Back to the title point. To the material reductionist, consciousness is a by product of brain physiology and no more. Our organism under consideration undergoes a genetic mutation which is a stepping stone towards a structure or structural improvement which confers possible survival advantages. As I said in the last paragraph, it is a very big assumption that this will actually happen. Let's suppose it does. As the process proceeds over hundreds and thousands of generations, we start  to develop neurological or similar structures which host the illusions of consciousness and identity. These commodities are of course meaningless illusions in the evolutionary scheme caused by chemical firings in the evolved brain. However, please note that evolutionists have a tendency to treat the language and facets of consciousness as things which have inevitably always been present. Things like fear, self-preservation, greed, ambition, hate. (I use these because evolution on the whole relies on negative instincts). Very very interesting! Why! We cannot arbitrarily confer consciousness in all it's magnificence on an organism before that organism has evolved sufficiently to host it. What came first, consciousness or the mechanisms that produce it? Classic Catch 22 stuff. Unless consciousness has some outside existence(!) it is a meaningless by-product of evolution.

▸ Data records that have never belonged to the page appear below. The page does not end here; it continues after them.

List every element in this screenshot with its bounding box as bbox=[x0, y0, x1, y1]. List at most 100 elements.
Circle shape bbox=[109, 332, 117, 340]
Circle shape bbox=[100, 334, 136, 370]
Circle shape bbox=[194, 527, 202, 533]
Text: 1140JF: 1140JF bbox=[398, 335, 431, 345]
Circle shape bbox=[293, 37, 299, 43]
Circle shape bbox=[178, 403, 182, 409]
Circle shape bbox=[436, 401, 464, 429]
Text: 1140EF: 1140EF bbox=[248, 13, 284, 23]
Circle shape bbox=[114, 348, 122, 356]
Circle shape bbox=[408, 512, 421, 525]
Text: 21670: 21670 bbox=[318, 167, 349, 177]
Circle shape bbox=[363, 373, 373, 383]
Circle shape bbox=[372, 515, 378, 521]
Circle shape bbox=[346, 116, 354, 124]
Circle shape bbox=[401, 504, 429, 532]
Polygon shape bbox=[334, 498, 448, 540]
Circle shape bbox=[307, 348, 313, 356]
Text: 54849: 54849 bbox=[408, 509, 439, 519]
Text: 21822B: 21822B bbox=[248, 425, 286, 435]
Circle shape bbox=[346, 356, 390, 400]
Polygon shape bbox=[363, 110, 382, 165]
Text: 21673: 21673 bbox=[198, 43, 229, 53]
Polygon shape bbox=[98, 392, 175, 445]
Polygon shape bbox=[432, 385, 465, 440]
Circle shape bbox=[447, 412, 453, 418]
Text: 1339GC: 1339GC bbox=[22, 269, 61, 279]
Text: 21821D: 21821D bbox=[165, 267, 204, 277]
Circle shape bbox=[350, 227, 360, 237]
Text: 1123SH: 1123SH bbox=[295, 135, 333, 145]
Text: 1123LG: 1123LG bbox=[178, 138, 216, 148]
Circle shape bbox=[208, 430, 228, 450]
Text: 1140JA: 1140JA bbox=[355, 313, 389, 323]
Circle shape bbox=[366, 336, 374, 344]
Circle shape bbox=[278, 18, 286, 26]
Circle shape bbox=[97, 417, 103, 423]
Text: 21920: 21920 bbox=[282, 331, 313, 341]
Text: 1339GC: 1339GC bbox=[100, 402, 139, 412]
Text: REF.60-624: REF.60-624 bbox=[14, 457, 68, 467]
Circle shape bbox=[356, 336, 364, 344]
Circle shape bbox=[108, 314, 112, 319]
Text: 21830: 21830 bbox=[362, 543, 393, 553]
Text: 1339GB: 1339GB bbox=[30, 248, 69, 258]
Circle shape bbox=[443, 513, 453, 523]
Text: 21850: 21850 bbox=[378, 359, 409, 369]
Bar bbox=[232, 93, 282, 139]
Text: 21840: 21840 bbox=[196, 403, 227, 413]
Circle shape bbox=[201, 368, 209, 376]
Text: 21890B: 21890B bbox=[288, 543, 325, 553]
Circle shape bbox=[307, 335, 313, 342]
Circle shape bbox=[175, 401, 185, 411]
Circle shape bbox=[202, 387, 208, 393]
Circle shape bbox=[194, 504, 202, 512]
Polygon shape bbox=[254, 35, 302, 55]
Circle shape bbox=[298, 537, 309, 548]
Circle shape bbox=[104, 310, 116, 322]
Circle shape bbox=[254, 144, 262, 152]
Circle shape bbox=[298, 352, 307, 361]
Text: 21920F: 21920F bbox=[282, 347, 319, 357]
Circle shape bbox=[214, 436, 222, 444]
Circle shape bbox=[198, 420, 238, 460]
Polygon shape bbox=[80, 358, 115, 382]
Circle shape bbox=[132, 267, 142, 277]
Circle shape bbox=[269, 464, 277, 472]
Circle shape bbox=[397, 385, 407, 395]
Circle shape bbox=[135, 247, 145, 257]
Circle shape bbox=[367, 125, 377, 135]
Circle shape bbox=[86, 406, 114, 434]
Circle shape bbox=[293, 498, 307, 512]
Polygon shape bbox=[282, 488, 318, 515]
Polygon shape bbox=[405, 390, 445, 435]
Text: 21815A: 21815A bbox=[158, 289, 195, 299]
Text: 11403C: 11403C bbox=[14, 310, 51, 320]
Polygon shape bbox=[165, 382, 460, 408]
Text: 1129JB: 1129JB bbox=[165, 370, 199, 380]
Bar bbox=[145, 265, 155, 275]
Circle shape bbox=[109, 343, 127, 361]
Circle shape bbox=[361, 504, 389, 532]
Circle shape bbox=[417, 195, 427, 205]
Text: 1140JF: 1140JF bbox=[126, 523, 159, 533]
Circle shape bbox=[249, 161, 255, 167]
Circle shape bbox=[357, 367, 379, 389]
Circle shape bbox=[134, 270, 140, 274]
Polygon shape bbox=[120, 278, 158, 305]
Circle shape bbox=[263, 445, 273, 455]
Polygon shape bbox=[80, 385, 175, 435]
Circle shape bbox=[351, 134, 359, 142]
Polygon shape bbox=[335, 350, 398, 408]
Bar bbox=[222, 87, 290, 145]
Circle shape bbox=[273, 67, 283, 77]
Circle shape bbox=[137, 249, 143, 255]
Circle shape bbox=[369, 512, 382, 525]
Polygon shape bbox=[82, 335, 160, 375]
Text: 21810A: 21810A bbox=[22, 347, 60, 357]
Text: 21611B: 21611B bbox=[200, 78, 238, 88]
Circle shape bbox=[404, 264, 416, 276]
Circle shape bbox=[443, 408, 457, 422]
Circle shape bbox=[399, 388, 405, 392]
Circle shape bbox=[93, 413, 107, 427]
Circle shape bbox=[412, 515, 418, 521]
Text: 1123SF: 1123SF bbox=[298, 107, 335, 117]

It is not something you can invoke from nowhere, as so many attempt to, as a starting condition required before evolution can proceed. Where then did it come from?

It is almost as if evolutionists have slipped up and acknowledged that the parameters of consciousness have some outside and eternal substance beyond the physical brain! Well I agree with them about that! 

To summarize, it is illogical to arbitrarily assign sophistication of action associated with advanced consciousness to simple organisms in order to call upon aspects of that consciousness to theorize about how they might subsequently survive, mutate and evolve. Here, as in very many places, the Theory of Evolution is logical nonsense and therefore unscientific..

This paradox has been supposedly answered by some evolutionists by saying that an organism doesn't have to display any of the elusive essence of life in order to be selected for genetic continuance. It is merely subject to selection by the environment, they say. A little thought shows that this is no answer to the riddle of whether fitness to survive or survival unto fitness came first. The process of selection is indeed a simple concept which might be applied to an inanimate process like osmosis or diffusion, it is true. Selection, in this life science context, however, can only operate effectively because one creature is more fit in the situation we are considering. Here, the careful choice of words is merely an over-simplification of the realities necessary for evolution by natural selection to work. In other words, we need to define 'natural' carefully, and not just 'selection'.